Various speculative conclusions have been made.
Some cite a lack of commitment to regional co-operation by South Africa and Botswana because their Western handlers wanted Laurent Kabila to be removed so that a puppet leader, partial to Western and white South African corporate interests, would replace him.
There is also the notion that the West had asked South Africa not to interfere because, besides removing Kabila, they wanted the DRC to descend into turmoil that would push through the UN proposal to divide the DRC into five separate States controlled by Tutsi leaders, in pursuit of establishing Museveni and Kagame’s Hima Tutsi Empire in the Great Lakes.
The jury is still out on the truth surrounding the reasons these nations never participated. However, what we know is that the Zimbabwean-led SADC intervention in the DRC resulted in Rwandan and Ugandan backed rebels failing to overthrow Kabila. The DRC remained as one nation and the war did not spread throughout the region after the warring parties were pushed into peace negotiations in Sun City, South Africa.
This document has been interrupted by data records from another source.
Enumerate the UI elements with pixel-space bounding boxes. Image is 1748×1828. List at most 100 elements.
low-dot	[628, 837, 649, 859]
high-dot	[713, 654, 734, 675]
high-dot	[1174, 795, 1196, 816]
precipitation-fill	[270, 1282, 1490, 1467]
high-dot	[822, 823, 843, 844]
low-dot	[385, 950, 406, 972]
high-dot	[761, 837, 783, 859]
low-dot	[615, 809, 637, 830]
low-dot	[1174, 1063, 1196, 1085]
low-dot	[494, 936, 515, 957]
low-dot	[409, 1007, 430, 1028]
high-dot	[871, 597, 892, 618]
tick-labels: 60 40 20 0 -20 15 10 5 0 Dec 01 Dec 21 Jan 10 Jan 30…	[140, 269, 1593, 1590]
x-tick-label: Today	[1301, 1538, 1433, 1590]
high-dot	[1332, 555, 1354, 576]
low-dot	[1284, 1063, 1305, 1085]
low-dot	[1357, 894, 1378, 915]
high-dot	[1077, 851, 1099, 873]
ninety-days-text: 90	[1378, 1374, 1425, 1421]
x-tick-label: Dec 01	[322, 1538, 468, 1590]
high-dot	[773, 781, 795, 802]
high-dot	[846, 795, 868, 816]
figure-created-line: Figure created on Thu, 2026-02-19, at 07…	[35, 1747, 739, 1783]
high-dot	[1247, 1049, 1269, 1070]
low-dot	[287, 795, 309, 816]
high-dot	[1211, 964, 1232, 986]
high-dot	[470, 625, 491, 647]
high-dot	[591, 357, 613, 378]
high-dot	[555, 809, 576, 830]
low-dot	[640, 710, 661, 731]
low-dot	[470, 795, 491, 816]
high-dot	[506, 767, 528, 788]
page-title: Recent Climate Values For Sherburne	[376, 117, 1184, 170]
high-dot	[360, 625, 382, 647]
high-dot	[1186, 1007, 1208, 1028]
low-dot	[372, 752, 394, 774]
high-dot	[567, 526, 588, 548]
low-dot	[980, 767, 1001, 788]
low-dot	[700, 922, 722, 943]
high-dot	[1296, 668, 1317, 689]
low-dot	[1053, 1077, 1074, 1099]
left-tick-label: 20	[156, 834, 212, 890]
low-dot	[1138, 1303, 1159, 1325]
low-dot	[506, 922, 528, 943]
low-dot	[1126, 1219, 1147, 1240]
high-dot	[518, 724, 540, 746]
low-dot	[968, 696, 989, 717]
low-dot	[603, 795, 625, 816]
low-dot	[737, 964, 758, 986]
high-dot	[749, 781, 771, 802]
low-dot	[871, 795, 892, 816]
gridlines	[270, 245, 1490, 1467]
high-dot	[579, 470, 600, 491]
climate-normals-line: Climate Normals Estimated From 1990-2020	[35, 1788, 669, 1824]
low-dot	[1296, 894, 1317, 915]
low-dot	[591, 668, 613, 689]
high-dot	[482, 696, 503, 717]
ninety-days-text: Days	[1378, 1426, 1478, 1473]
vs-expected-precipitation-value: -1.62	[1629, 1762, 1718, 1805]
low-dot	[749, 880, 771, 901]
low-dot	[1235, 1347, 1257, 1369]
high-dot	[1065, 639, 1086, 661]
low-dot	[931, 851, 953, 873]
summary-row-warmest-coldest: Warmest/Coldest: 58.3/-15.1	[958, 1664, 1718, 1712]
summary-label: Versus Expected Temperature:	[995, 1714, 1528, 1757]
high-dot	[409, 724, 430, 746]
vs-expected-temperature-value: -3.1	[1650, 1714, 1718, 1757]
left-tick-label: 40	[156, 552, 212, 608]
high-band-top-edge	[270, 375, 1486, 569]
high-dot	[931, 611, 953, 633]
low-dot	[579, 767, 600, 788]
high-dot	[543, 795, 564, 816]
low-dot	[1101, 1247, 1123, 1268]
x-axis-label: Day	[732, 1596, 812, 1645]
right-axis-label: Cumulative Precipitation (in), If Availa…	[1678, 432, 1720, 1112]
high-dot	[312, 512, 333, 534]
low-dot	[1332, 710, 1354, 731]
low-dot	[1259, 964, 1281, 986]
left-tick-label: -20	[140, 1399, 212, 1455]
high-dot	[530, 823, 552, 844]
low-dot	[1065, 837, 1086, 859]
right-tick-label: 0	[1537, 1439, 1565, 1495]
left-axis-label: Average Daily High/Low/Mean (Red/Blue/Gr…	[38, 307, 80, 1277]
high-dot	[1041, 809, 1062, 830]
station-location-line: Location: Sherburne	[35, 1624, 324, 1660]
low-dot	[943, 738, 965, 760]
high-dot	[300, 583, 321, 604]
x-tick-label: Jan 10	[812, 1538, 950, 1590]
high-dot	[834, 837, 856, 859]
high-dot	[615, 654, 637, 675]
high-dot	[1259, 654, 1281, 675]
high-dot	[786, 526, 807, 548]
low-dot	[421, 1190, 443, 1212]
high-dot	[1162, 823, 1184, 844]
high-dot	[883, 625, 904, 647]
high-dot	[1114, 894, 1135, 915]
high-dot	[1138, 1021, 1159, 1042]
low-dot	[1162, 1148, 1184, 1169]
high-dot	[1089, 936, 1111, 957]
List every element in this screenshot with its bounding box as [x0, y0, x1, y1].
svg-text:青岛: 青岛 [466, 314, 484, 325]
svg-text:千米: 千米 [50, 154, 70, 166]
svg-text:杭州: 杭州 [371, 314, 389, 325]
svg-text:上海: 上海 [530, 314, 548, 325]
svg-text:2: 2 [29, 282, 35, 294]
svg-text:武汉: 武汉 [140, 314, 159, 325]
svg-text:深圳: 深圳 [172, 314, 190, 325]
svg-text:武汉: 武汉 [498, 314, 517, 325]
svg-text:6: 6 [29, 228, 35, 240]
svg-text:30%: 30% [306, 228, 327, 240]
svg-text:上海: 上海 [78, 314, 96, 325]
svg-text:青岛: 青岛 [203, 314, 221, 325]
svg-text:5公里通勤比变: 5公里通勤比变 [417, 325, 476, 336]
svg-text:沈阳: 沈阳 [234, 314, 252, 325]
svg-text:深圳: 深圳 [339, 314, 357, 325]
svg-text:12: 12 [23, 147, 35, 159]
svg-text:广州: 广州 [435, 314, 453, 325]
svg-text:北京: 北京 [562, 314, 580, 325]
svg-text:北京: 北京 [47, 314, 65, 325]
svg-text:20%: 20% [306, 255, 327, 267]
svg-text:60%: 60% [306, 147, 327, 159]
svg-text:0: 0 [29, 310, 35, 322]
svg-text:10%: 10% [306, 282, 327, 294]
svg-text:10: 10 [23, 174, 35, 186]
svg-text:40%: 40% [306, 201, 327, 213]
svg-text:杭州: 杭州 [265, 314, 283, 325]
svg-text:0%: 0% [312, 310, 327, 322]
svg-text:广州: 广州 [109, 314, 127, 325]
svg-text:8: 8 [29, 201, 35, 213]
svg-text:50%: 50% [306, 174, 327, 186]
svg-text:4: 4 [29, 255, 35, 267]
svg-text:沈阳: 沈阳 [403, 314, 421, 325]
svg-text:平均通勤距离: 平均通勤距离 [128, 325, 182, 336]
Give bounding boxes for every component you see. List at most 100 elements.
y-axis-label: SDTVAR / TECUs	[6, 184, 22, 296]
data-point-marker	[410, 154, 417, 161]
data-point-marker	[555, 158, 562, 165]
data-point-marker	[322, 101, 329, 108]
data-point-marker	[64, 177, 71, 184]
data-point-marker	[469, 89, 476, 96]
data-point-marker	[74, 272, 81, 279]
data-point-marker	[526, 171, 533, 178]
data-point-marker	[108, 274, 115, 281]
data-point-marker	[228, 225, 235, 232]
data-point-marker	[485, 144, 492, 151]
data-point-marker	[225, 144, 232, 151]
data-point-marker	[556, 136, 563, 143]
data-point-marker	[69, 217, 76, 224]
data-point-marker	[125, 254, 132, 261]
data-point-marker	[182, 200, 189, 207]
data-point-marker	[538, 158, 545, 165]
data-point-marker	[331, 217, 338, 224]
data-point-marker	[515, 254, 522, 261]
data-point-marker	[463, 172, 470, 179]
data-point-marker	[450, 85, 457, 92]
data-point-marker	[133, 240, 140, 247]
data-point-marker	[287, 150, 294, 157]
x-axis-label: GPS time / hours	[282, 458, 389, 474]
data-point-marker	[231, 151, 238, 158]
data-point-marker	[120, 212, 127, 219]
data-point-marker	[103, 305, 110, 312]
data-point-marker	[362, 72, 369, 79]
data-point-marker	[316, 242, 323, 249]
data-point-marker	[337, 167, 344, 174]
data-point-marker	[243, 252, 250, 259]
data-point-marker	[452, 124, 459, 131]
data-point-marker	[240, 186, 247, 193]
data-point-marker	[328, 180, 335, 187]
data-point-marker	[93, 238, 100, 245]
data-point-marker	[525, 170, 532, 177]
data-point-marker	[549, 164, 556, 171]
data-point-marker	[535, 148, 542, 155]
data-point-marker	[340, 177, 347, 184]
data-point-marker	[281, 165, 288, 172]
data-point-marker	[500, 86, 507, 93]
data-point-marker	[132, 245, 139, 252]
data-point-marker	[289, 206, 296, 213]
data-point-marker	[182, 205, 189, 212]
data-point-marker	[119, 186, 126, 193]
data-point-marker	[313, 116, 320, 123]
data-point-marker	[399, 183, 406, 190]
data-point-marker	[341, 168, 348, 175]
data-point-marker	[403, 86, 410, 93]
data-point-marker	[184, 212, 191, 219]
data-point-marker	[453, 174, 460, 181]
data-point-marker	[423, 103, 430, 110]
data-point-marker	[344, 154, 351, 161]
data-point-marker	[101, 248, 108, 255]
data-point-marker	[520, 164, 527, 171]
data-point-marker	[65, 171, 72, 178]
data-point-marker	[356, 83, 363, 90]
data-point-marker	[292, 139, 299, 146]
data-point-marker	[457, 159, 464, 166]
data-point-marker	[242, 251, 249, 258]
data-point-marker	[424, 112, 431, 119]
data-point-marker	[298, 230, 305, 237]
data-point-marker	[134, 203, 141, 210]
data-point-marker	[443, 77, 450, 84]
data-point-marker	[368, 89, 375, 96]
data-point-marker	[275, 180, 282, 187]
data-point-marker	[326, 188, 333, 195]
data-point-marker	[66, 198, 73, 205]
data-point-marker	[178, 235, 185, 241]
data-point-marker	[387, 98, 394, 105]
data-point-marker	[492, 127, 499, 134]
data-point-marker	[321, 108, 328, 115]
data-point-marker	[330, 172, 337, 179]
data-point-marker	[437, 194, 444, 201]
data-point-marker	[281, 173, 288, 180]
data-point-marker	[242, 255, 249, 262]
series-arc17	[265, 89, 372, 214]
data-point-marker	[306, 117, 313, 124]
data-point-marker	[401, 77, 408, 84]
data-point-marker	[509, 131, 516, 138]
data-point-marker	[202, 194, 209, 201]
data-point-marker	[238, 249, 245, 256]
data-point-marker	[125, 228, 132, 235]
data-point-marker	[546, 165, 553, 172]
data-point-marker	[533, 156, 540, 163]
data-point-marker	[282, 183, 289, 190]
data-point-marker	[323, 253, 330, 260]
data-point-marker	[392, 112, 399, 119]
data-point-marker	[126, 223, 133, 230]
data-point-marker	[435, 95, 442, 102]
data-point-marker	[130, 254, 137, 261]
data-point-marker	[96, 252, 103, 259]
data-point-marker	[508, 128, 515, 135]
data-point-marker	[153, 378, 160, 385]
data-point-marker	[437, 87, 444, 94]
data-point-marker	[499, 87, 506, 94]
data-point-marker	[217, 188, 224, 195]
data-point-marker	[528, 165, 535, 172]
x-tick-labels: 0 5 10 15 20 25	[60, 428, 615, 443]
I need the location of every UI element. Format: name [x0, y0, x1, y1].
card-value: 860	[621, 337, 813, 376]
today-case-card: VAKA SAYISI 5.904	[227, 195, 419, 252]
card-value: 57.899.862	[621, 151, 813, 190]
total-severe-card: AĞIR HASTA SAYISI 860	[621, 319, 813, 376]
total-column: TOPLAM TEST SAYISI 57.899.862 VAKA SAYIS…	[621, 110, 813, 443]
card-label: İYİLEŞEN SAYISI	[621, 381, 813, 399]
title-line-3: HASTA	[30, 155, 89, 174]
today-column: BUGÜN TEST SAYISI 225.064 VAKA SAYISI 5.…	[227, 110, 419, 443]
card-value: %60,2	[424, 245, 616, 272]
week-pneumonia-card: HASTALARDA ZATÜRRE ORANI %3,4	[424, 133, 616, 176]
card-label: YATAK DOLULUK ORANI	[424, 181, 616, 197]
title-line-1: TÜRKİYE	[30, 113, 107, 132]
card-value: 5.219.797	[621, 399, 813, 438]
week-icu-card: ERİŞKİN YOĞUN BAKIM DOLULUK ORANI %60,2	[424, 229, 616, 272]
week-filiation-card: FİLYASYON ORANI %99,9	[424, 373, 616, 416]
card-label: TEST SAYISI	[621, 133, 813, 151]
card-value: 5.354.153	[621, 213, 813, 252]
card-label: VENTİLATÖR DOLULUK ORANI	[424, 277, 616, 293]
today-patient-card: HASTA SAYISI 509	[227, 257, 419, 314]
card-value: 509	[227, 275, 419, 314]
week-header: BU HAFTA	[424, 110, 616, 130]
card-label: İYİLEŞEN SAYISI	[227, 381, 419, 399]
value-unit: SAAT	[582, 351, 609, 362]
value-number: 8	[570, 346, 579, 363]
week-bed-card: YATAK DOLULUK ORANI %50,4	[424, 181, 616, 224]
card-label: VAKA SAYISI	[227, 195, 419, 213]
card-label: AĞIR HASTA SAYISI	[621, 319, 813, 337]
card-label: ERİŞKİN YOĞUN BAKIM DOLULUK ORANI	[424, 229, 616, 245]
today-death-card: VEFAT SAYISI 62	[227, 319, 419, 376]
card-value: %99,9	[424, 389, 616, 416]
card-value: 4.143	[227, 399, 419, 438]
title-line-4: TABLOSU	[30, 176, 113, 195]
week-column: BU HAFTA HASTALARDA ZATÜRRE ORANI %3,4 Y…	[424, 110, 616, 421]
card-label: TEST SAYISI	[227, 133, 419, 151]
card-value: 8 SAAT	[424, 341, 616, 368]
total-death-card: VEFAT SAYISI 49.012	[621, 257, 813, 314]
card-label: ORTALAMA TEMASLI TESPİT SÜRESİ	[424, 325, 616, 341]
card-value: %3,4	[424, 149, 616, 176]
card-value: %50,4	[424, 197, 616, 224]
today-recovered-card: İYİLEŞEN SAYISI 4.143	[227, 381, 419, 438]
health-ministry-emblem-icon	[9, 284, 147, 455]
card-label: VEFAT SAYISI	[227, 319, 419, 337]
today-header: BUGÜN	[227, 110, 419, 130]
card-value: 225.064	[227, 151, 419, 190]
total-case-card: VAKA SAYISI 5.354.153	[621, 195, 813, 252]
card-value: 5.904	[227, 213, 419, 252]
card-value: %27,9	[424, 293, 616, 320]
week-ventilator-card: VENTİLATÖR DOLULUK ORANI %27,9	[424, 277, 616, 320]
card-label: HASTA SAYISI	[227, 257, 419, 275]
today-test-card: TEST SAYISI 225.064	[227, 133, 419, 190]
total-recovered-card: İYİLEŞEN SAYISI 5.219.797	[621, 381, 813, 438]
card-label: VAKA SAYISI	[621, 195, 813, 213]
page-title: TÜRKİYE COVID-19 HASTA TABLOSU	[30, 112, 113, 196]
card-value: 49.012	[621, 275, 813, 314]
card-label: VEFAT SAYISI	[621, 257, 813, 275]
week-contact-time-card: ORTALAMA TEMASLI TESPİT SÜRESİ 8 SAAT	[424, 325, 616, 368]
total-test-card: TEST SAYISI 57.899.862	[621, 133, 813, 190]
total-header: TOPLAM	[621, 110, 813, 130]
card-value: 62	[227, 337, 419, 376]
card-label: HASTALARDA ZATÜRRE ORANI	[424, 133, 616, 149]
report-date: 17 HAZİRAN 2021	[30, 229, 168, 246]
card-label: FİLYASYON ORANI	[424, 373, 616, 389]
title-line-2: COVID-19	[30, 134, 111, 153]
South Africa the peacekeeper
The path to peace all began with the July 10 1999 ceasefire agreement (Lusaka Protocol) reached in Lusaka, Zambia.
However, hostilities continued for a while and culminated in Rwandan-backed RCD factions breaking into two and one falling into Ugandan control as they jostled for exclusive power sharing negotiation rights and control of the eastern DRC.
As Rwandan and Ugandan RCD were killing each other for position, Laurent Kabila was assassinated on January 21 2001 by his Tutsi bodyguard and replaced by his son Joseph Kabila, the son of a Tutsi woman.
A month later, US unilateral sanctions were imposed on Zimbabwe by the US Congress because the Zimbabwean Government had accepted Kabila’s call for assistance and for fast tracking land expropriation from white farmers back home.
That same year, South African Defence Forces began their UN peacekeeping mission in the DRC after the signing of the Declaration of Fundamental Principles in Lusaka by the warring factions on May 4 2001. The Gaborone Act of Commitment, in August 2001, would follow, leading to the Sun City talks and the accord being signed in 2002. It was ratified in 2003 to bring peace to the DRC.
Zimbabwe sacrificed for DRC peace
We cannot have unity in Africa without the citizens of Africa understanding their geo-political history and neo-colonial reality.
We also cannot have African progress without unity, solidarity and common contribution to causes like mutual defence and economic collaboration.
That’s why it’s important for Zimbabweans in particular to understand that the participation of their army in the DRC was critical in building regional stability and continental unity by stopping the balkanization (breaking up) of the DRC for Western interests.
Because the DRC was not fragmented, it remains a functional country today and Africa did not descend into war. Our Government’s reasons for going to the DRC were bona fide, sound as well as crucial for continental peace and our national security.